The 1.5 percent cut in public employee take home pay isn't sitting well with many of those affected.

   In this year's regular session of the Legislature, a bill was passed and signed to reduce the government's contribution to public employee retirement systems and transfer that to employees.

   One retirement system covers all state and local employees and another covers employees of public schools, colleges and universities. Unions representing a large portion of employees in both those systems have filed suit to block that transfer.

   The first pay day of this fiscal year already has passed for employees of the state with no action by the state district court to enjoin the state from making the transfer. That would require a preliminary injunction until the case can be heard.

   It is likely the court will want to carefully consider arguments in the case before it even makes a temporary decision. The case seems complicated, involving many public bodies and constitutional issues.

   The unions allege the state is constitutionally prohibited from using funds for any purpose other than for what the retirement law designates, such as the purpose of budget balancing.

   Among other constitutional violations, the unions claim the pay assessment against public employees is unequal treatment since private sector employees are not affected.

   In case the court action doesn't work, the American Federation of Teachers-New Mexico has started a petition drive in Albuquerque and several other communities aimed at influencing Gov. Bill Richardson and lawmakers to overturn the transfer.

   Legislative Finance Committee Chairman Lucky Varela and Vice Chairman John Arthur Smith issued statements saying they regret the court action because they thought they were doing public employees a favor by not instituting furloughs, layoffs or reductions in force. They said those were the only alternatives to the 1.5 percent cut in take home pay.

   Union representatives said they suggested many other money saving measures to the governor and 2009 Legislature but they all fell on deaf ears.

   Among the sources of money to balance the state budget was elimination or serious restriction of double-dippers, who return to work after retirement and collect full pay plus retirement pension and don't have to continue contributing to the retirement fund.

   That was estimated to save the state $5 million a year plus give a boost to the retirement fund. The Legislature passed such a bill but Gov. Richardson vetoed it.

   Another suggestion was to drastically cut the number of governor-appointed staff which has inflated the cost of senior management in state government.

   By far, the biggest savings suggested was to institute a concept known as combined reporting, in which large interstate corporations are prevented from hiding their New Mexico profits in other states that charge lower corporate taxes.

   The New Mexico Taxation and Revenue Department is reported to estimate that this would generate $70 million more per year during a slump and more like $100 million once the economy rebounds. The state picks up $40 million a year from the 1.5 percent assessment on public employees.

   Needless to say, the big companies use an army of accountants, lawyers and lobbyists to retain their advantageous position at the expense of locally-owned businesses.

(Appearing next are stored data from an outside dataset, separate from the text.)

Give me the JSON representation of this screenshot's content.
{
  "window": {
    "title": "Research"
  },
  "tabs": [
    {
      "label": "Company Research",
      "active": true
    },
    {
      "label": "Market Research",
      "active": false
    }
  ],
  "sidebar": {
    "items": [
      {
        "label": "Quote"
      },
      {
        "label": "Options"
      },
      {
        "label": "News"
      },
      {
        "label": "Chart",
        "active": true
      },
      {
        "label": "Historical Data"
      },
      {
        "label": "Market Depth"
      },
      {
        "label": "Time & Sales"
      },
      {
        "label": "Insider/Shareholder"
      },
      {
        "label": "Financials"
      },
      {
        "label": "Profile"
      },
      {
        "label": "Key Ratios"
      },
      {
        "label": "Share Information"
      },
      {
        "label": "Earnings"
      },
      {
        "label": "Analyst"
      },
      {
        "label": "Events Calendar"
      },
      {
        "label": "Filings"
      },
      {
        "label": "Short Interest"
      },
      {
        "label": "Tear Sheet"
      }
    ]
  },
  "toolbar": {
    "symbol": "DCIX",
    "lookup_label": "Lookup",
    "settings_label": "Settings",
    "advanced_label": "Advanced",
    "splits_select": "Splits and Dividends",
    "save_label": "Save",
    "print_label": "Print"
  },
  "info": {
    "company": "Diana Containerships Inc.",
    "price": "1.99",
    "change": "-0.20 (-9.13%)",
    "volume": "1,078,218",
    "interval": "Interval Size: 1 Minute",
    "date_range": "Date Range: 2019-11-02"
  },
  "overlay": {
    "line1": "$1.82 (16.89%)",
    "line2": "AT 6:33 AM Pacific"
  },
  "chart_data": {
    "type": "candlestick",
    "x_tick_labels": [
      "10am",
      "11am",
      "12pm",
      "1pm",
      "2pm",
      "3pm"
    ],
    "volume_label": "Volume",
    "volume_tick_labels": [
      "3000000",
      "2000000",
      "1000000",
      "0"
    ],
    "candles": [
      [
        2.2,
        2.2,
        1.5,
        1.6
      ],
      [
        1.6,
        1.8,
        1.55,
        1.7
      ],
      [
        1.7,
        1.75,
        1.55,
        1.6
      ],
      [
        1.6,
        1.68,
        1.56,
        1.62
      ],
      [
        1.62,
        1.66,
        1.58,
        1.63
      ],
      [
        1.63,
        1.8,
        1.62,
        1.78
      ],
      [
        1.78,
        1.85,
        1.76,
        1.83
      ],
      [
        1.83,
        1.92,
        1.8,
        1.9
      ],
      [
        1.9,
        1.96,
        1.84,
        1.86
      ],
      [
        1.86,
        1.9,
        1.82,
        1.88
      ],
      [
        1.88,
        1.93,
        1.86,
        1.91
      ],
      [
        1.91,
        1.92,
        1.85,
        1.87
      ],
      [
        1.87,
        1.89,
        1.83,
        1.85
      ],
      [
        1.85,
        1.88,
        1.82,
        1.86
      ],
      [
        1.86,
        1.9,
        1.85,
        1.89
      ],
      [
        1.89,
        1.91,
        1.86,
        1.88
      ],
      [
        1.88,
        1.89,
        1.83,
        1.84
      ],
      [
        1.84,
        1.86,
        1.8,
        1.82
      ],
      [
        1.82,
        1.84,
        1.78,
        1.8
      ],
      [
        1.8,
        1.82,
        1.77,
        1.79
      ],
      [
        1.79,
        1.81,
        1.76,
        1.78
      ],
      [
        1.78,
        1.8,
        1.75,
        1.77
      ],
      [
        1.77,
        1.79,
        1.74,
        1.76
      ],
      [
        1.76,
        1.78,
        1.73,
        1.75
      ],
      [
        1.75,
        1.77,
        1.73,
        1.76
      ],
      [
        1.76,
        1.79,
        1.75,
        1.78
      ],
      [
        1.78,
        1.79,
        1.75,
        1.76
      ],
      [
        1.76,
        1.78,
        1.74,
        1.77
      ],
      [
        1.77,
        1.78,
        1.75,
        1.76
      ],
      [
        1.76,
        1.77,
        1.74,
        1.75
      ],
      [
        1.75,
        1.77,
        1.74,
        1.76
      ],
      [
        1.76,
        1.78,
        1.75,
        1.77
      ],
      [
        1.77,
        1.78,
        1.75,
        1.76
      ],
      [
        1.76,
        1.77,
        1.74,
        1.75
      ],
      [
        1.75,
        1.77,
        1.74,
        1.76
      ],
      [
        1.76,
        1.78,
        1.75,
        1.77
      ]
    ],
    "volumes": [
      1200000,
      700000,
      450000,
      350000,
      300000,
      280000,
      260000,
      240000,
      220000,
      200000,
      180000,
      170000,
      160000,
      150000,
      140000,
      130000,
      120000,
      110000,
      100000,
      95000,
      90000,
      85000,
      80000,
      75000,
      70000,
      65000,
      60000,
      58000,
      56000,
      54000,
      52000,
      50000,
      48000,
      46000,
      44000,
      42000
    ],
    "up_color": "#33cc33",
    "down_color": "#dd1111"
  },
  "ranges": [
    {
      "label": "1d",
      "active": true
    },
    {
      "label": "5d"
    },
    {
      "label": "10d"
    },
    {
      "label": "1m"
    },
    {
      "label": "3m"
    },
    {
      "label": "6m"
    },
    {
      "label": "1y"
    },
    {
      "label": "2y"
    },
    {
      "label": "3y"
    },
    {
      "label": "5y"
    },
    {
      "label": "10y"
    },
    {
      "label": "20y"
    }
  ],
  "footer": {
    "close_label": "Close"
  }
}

   A special legislative session is anticipated sometime this fall when the effect of stimulus money can better be judged. Some of the private sector unions say they will be lobbying for their brothers and sisters in the public sector on this issue.

   But prospects don't look very bright. Legislative finance leaders seem determined to make public employees feel the pain of the economy too -- beyond no pay hikes for nearly all..

   At least one of the two retirement boards already advised the Legislature last January that the cut in government contributions would violate the state constitution. But lawmakers proceeded anyway. Look for a lively special session.